St Paul enumerates the “the fruits of the Spirit”: love, joy, peace, forbearance, kindness, goodness, faithfulness, gentleness and self–control. But what are the inward signs of new life in the Spirit? The gospels and the rest of the New Testament give us lots of clues. They talk about a wholly different kind of relationship with God, in which, says John, his commandments are not burdensome. Jesus himself says, “My yoke is easy, and my burden is light”. Living the Christian life, in other words, isn’t meant to be dominated by dutiful slog, self–regardingly striving to win spiritual brownie–points by desperately and fearfully trying to keep on the straight and narrow. To live the Christian life is, first and foremost, to rejoice in a gift given to us.

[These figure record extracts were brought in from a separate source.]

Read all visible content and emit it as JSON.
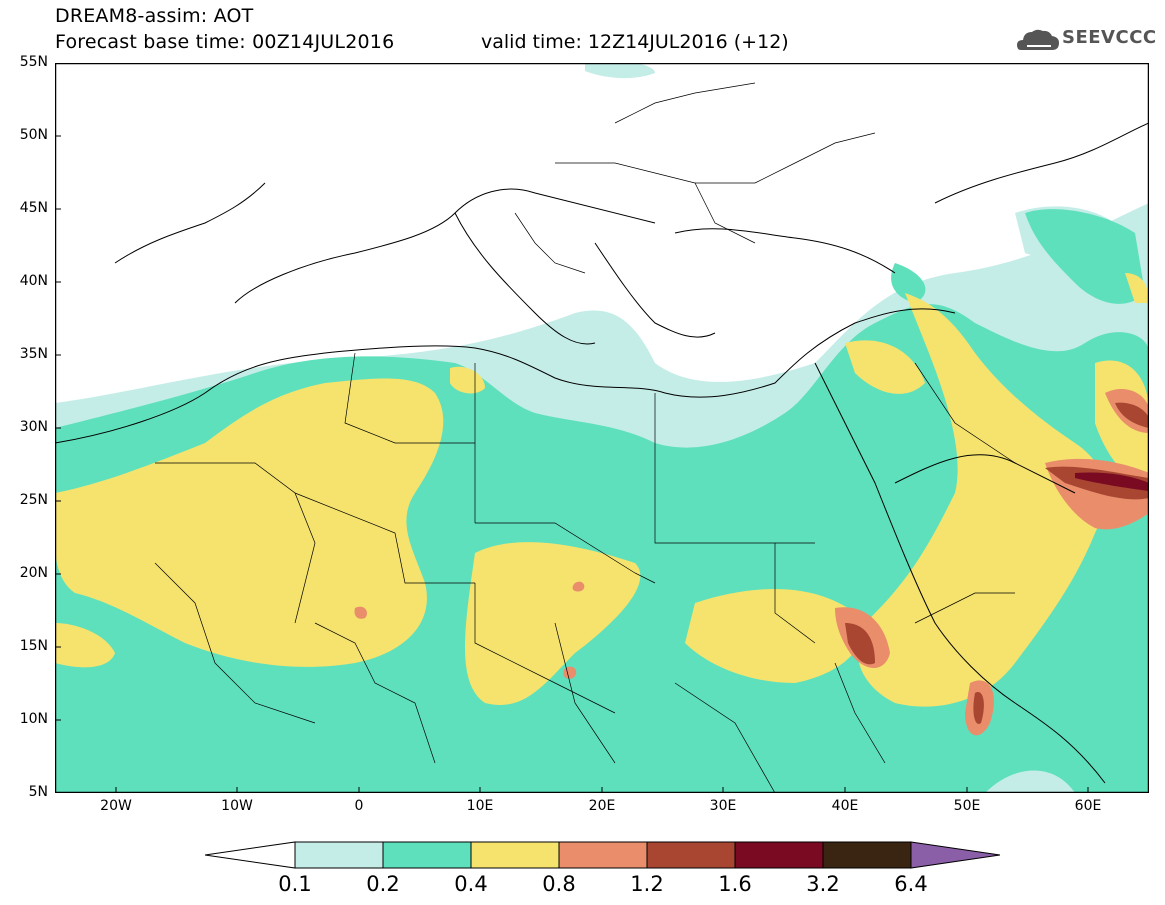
{
  "header": {
    "line1": "DREAM8-assim: AOT",
    "line2": "Forecast base time: 00Z14JUL2016",
    "valid": "valid time: 12Z14JUL2016 (+12)",
    "logo_text": "SEEVCCC"
  },
  "map": {
    "lon_range": [
      -25,
      65
    ],
    "lat_range": [
      5,
      55
    ],
    "y_labels": [
      "55N",
      "50N",
      "45N",
      "40N",
      "35N",
      "30N",
      "25N",
      "20N",
      "15N",
      "10N",
      "5N"
    ],
    "x_labels": [
      "20W",
      "10W",
      "0",
      "10E",
      "20E",
      "30E",
      "40E",
      "50E",
      "60E"
    ]
  },
  "legend": {
    "labels": [
      "0.1",
      "0.2",
      "0.4",
      "0.8",
      "1.2",
      "1.6",
      "3.2",
      "6.4"
    ],
    "colors": [
      "#ffffff",
      "#c4ede8",
      "#5ee0bc",
      "#f5e36e",
      "#e98d6b",
      "#a84632",
      "#7a0a22",
      "#3a2512",
      "#8b5fa8"
    ]
  }
}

And that’s what the Holy Spirit enables us to embrace. Through the gift of the Spirit, God has shared his own life and love with us; he has freely chosen to be the God of forgiveness and acceptance and has invited us to live in friendship, with him and one another. And this is real freedom, the freedom of the Spirit who blows where he will. The Spirit frees us from both presumption and despair: from the crippling presumption that we can make ourselves presentable to God and win his love and acceptance. We don’t need to win his love: it is ours as a free gift. And he frees us from despair, from that crushing sense of unworthiness in the face of our sins. Nothing but nothing can separate us from the love of God, and certainly not our weaknesses and failures. No matter what we do, we can’t persuade or induce God to stop loving us. What the disciples experienced at Pentecost was the miracle of change that only genuine love effects; their hearts, to paraphrase Seamus Heaney’s words, were blown wide open. And genuine love is always the work of the Spirit and the only reliable proof of his presence. We have all received the gift of the Holy Spirit: but we have still to grow into the fullness of the Spirit. It’s for that reason that this feast of Pentecost is as much a challenge as a celebration.